By Brian McVicar
GRAND RAPIDS, MI — Bethany Christian Services is urging President Donald Trump's administration to reconsider its push to restrict the number of refugees accepted into the U.S., saying there's an economic and humanitarian case for helping people fleeing war and persecution.
"We're deeply concerned that it could be zeroed out or brought down to just a level that's so low it doesn't have any impact," said Chris Palusky, president and CEO of the Grand Rapids-based nonprofit, who met Tuesday with members of Vice President Mike Pence's staff to share his concerns.
Bethany, a Grand Rapids-based nonprofit, resettles refugees in Michigan and Pennsylvania. It says it's the largest resettlement agency for unaccompanied refugee minors in the U.S.

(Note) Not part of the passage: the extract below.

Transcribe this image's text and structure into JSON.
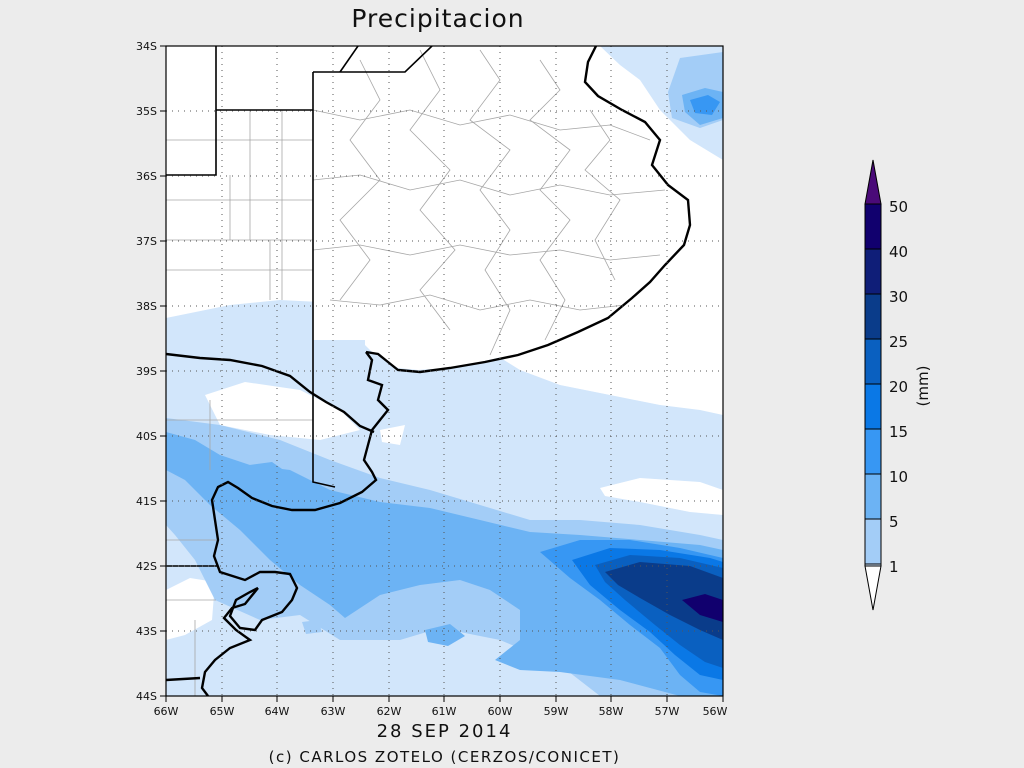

The Associated Press reported Sept. 7 that officials in the Trump administration have proposed capping the number of refugees permitted into the U.S. at 15,000 or less.
That's down from the current cap of 30,000 refugees, the AP reported, and significantly below the 110,000 cap President Barack Obama set during his last year in office.
Palusky said he met with representatives of the vice president's office for about an hour and a half Tuesday. He said he discussed the humanitarian case for helping people fleeing war and persecution, as well as the economic impact those refugees have on the businesses that hire them once they arrive in the U.S.
He said Michigan businesses, through a partnership with Bethany, have hired over 5,000 refugees since 2009.
Palusky said he's hopeful the administration will consider his concerns.
"We have such an opaque view of the process," he said. "I would like to say I'm optimistic. I don't know. All we can do is advocate, pray and continue to have voices, to speak up for those that have no voice."
Bethany has resettled refugees, a group that encompasses individuals, families and unaccompanied minors, since 1975. This fiscal year, it expects to resettle about 400 refugees in the Grand Rapids and Kalamazoo area and 140 refugees in Lancaster, Pennsylvania.
The 400 refugees Bethany is resettling in West Michigan is a record high for Bethany.
That's because refugees from the Democratic Republic of Congo represent the largest group of refugees entering the U.S., and Bethany is one of the largest Congolese refugee resettlement agencies, said Nate Bult, Bethany's vice president of public and government affairs.
Last month, Bethany Christian Services and a group of 36 businesses and organizations sent a letter to U.S. Secretary of State Mike Pompeo urging the administration to "consider the positive contributions refugees make in our communities."
"Refugees are vital to the continuing prosperity of our communities — they pay taxes, help grow our economy and bring unique skillsets, experiences, and insights," according to Bethany's letter, which was signed by companies such as Steelcase, Suburban Inns and Haworth, as well as the Grand Rapids Area Chamber of Commerce.
"They improve our state's quality of life and are helping shape Michigan's opportunities for continued growth."